Catégories
presse

Charles Kramer : En marge du colonialisme. Racisme

Article de Charles Kramer dit Devançon paru dans Le Libertaire, n° 231, 2 juin 1950, p. 1 et 4

LE Mouvement Libertaire, à travers les multiples organisations qui l’ont constitué et qui le forment aujourd’hui, s’est toujours distingué à l’avant-garde de la lutte anticolonialiste et cela dans tous les pays et sur tous les plans. Notre rejet lucide et motivé de l’oppression capitaliste, étatique et religieuse n’autorise évidemment pas d’équivoque sur ce point et il suffit de consulter les 53 articles parus depuis 1945 dans la présente série du « Libertaire » pour se convaincre que l’action anarchiste n’a pas subi les « déviations » que l’on peut reprocher à certains.

Mais il ne s’est pas seulement agi de combattre l’impérialisme étatique et capitaliste, mais aussi certaines variantes à la fois effets et causes, dérivées de l’exploitation économique : nous voulons parler de l’antisémitisme, haine des juifs, de la xénophobie, haine des étrangers du nationalisme, haine de la paix.

En effet, à côté de la lutte prolétarienne directe pour le soutien et l’émancipation des peuples opprimés, qui se traduit par la paralysie de la coercition étatique, se situe une offensive moins spectaculaire certes, mais aussi importante, pour l’extirpation de la mentalité qui soutient cette coercition :

Pour la paix au Viêt-Nam,
Pour la paix en Indonésie,
Pour la fin de la répression colonialiste en Algérie et au Maroc,
Pour la libération de nos frères d’Afrique Equatoriale,
Pour que cessent les brimades des populations malgache et martiniquaise,
Contre les racismes,
SOLIDARITE
PROLETARIENNE

Chaque jour, sur les lieux de travail, dans les écoles et facultés, dans la rue même, nous sommes témoins de brimades cruelles que subissent nos frères « étrangers ». Combien de Nord-Africains ne se voient-ils pas privés de la juste rémunération de leur travail ? Combien de Noirs, de Vietnamiens, ne sont-ils pas victimes d’une exclusive qui leur rend très difficile de trouver emploi et logement ? Combien de Juifs ne sont-ils pas victimes aussi d’un racisme injustifiable ? Et ces faits sont plus nombreux que l’on ne pense généralement et le combat exige un effort constant.
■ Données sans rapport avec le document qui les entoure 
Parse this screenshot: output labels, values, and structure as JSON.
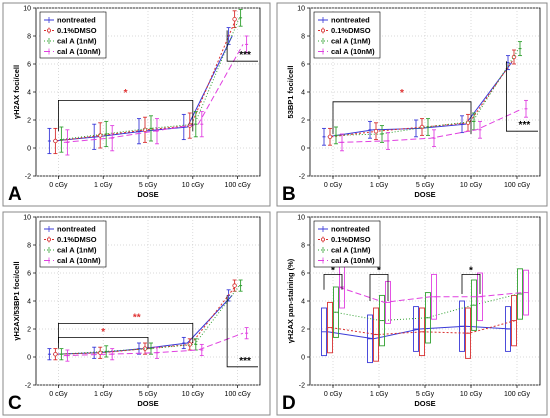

Or, même dans certains groupements qui affichent pourtant un anticolonialisme et un antiracisme effréné, existe un état d’esprit qui révèle une infrastructure psychologique réactionnaire ; qu’un « homme de couleur » demande son adhésion, elle est certes acceptée, mais avec l’indication que l’individu aura à s’occuper exclusivement d’activités anticolonialistes. On lui méconnaît implicitement le droit de s’affranchir des faux jugements, d’être une homme révolutionnaire comme les autres.

A notre avis, le révolutionnaire, d’où qu’il vienne, a cessé d’être Juif, Noir, Vietnamien ou Malgache dès qu’il a rejoint l’organisation. Le révolutionnaire est un homme libre. Libre surtout parce qu’il a conscience de toutes les oppressions et toutes les libertés : le révolutionnaire est à la fois Nègre, Juif, Malgache, manœuvre ou chômeur. La souffrance de tous les opprimés est nôtre, donc leur combat est notre combat.

Charles DEVANCON.


(1) Nous tenons à la disposition de nos lecteurs des publications anarchistes en anglais, allemand, yiddish, danois, suédois, hollandais, italien, espagnol, russe, chinois, bulgare, espéranto, etc … Spécifier le pays d’origine de la publication que vous désirez acquérir. Par exemple, pour l’anglais, spécifier : Royaume-Uni, U. S. A., Indes, Australie, etc. pour le yiddish, éditions de Paris, Londres, New-York, Tel-Aviv, de même.

(2) Sans compter dans le monde les guerres colonialistes de Birmanie, d’Indonésie et du Kenya britannique.

(3) Leurs nouveaux journaux se nomment « Aspects de la France » et « Contre-Révolution » (voir l’enquête du « Libertaire » en février 1949.)

(4) Organisation recréée par le fils de La Rocque. A l’occasion de l’anniversaire de la mort ce La Rocque. Meeting dans l’église N.-D. des Victoires à Paris avec sermon du R. P. Carré et manifestations en province.

(5) Le Mouvement de Rénovation Sociale et Economique Française en est la succursale colonialiste.